We found that CPT treatment significantly reduced fibrogenesis by modulating the synthesis and degradation of the extracellular matrix in vitro. CPT inhibited cell proliferation and induced cell cycle arrest at the G2/M phase in cultured HSCs. Furthermore, we found that CPT promoted apoptosis of activated HSCs by upregulating expression of ERS markers (CHOP and GRP78) and activating ERS pathway molecules (PERK, IRE1α, and ATF4), which were inhibited by salubrinal. Inhibition of ERS by salubrinal partially eliminated the therapeutic effect of CPT in our CCL4-induced hepatic fibrosis mouse model.

CONCLUSION

CPT can promote apoptosis of HSCs and alleviate hepatic fibrosis through modulating the ERS pathway, which represents a promising strategy for treating hepatic fibrosis.
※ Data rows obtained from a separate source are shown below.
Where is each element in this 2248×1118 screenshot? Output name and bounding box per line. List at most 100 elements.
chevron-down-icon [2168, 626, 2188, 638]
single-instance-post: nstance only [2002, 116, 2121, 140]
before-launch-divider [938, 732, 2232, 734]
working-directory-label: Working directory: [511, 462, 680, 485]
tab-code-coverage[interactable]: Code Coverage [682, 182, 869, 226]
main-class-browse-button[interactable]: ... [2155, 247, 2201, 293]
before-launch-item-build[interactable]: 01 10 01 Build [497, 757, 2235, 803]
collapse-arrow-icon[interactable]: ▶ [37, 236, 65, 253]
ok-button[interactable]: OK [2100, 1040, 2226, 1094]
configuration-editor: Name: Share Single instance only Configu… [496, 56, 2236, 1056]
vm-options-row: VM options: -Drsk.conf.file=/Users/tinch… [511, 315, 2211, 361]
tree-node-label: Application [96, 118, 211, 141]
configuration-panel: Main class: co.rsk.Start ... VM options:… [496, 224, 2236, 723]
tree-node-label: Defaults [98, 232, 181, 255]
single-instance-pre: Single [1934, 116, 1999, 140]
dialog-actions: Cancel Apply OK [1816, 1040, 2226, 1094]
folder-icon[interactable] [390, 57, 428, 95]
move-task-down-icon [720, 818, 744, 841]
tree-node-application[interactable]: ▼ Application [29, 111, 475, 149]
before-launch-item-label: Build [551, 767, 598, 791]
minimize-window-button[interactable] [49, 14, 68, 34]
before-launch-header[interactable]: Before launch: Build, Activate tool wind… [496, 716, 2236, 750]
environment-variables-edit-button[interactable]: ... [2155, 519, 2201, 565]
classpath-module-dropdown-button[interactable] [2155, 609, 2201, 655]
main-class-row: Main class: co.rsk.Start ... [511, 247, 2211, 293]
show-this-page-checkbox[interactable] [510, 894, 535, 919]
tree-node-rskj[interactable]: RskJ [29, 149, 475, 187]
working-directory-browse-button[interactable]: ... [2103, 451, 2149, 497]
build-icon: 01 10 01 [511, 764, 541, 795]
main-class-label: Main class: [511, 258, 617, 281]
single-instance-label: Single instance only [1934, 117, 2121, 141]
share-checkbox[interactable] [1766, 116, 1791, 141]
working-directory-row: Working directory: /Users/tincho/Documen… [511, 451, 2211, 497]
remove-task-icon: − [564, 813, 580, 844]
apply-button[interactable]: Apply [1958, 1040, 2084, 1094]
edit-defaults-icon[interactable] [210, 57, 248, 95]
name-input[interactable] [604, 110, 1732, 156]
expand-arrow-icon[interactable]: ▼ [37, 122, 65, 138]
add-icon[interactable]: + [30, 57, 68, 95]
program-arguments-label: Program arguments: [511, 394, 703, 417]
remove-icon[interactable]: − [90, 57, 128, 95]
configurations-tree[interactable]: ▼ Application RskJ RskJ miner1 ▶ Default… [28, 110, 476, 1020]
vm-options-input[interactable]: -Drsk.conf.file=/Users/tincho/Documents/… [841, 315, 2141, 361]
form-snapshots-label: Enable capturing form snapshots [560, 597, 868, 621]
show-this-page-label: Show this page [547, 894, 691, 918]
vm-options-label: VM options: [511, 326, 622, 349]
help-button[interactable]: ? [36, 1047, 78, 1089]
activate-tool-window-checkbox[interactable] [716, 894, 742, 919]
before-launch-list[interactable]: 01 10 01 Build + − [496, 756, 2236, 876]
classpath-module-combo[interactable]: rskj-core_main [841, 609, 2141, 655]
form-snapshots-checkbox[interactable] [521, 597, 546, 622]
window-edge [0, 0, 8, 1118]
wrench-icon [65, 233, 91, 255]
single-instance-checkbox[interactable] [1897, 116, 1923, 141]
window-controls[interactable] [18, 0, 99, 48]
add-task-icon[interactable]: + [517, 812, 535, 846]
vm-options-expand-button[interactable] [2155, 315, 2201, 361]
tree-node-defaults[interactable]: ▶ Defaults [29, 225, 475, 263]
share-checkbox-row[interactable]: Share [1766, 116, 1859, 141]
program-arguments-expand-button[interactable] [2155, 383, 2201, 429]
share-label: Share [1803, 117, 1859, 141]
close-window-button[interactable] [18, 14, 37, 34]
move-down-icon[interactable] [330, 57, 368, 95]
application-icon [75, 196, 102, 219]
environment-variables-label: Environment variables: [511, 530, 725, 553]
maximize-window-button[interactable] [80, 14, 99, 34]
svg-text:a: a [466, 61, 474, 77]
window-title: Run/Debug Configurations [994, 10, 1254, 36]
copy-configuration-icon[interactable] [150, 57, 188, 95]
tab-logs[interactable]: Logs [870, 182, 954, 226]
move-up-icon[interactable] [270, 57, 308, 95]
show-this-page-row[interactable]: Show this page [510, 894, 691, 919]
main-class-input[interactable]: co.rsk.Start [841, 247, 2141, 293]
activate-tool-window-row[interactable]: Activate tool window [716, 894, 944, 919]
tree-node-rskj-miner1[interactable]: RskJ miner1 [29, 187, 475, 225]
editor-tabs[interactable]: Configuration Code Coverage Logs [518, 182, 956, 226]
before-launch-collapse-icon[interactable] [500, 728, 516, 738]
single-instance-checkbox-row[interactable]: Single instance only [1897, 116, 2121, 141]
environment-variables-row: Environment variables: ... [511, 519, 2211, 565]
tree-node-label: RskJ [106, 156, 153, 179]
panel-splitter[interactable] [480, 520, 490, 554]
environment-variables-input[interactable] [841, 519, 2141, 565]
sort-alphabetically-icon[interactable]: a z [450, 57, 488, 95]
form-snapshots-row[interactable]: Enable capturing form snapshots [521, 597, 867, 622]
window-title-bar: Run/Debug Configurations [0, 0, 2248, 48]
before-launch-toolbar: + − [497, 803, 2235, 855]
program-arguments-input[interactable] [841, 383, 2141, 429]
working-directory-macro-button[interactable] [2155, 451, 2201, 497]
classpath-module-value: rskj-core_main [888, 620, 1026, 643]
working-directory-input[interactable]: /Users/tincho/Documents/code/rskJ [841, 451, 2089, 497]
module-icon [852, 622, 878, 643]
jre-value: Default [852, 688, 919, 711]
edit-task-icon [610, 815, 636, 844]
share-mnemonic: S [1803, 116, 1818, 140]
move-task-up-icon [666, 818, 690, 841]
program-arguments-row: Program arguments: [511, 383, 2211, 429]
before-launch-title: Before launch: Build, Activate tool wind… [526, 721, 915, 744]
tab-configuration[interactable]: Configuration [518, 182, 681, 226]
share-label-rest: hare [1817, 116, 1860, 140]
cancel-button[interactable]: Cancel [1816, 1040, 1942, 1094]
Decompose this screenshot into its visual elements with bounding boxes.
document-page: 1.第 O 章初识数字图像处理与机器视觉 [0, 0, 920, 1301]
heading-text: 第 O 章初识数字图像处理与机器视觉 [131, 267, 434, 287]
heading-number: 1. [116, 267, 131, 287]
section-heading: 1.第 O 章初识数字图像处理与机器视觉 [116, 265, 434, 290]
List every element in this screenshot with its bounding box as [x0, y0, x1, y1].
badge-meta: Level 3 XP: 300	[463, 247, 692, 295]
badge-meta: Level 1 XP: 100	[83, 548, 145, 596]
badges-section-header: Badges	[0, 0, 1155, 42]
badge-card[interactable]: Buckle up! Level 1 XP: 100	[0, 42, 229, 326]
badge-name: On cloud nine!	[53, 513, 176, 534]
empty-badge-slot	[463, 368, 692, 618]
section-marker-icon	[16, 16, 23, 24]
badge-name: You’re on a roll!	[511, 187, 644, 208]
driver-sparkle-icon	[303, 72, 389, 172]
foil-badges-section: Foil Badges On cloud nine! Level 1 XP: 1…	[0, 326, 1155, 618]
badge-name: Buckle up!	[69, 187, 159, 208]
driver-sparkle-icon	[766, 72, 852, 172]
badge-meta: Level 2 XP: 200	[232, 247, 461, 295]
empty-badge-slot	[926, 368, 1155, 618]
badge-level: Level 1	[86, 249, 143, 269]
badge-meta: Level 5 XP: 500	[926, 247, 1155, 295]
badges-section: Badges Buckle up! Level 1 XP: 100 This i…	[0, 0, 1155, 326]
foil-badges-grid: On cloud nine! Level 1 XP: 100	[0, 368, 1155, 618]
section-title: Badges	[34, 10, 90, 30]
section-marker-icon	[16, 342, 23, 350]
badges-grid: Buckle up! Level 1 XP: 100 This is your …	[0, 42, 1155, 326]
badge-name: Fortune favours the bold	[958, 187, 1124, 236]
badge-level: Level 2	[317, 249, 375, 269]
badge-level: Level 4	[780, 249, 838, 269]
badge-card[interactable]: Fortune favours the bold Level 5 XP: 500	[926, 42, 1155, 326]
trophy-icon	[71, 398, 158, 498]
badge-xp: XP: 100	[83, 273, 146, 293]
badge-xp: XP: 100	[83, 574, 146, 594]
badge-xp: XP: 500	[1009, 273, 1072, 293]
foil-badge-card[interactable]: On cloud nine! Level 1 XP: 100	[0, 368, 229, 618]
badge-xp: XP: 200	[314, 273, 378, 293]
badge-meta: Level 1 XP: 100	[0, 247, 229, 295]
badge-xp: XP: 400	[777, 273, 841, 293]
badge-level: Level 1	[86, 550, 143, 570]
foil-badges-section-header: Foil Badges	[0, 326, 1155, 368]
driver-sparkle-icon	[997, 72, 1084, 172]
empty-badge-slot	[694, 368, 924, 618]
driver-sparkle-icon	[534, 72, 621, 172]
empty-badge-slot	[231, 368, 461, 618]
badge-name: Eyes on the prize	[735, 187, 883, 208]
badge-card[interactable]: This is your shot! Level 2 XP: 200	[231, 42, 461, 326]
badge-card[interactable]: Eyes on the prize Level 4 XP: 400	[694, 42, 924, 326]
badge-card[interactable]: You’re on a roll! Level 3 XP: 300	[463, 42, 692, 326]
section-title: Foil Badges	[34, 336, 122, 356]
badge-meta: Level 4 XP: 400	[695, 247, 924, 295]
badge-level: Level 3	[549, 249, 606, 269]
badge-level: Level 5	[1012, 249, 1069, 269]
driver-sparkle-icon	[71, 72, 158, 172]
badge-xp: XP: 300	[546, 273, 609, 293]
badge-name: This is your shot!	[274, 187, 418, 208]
Keywords: Hepatic fibrosis; Endoplasmic reticulum stress; Cryptotanshinone; Hepatic stellate cells; Apoptosis

Core Tip: Hepatic fibrosis is a necessary stage of liver cirrhosis, and there is currently no effective treatment. Cryptotanshinone (CPT), one of the extracts of Chinese herbal medicine Radix Salviae Miltiorrhizae, has a good anti-fibrosis effect. Through this study, we found that CPT can treat hepatic fibrosis by activating endoplasmic reticulum stress and leading to apoptosis of hepatic stellate cells, which provides a new method for the treatment of hepatic fibrosis.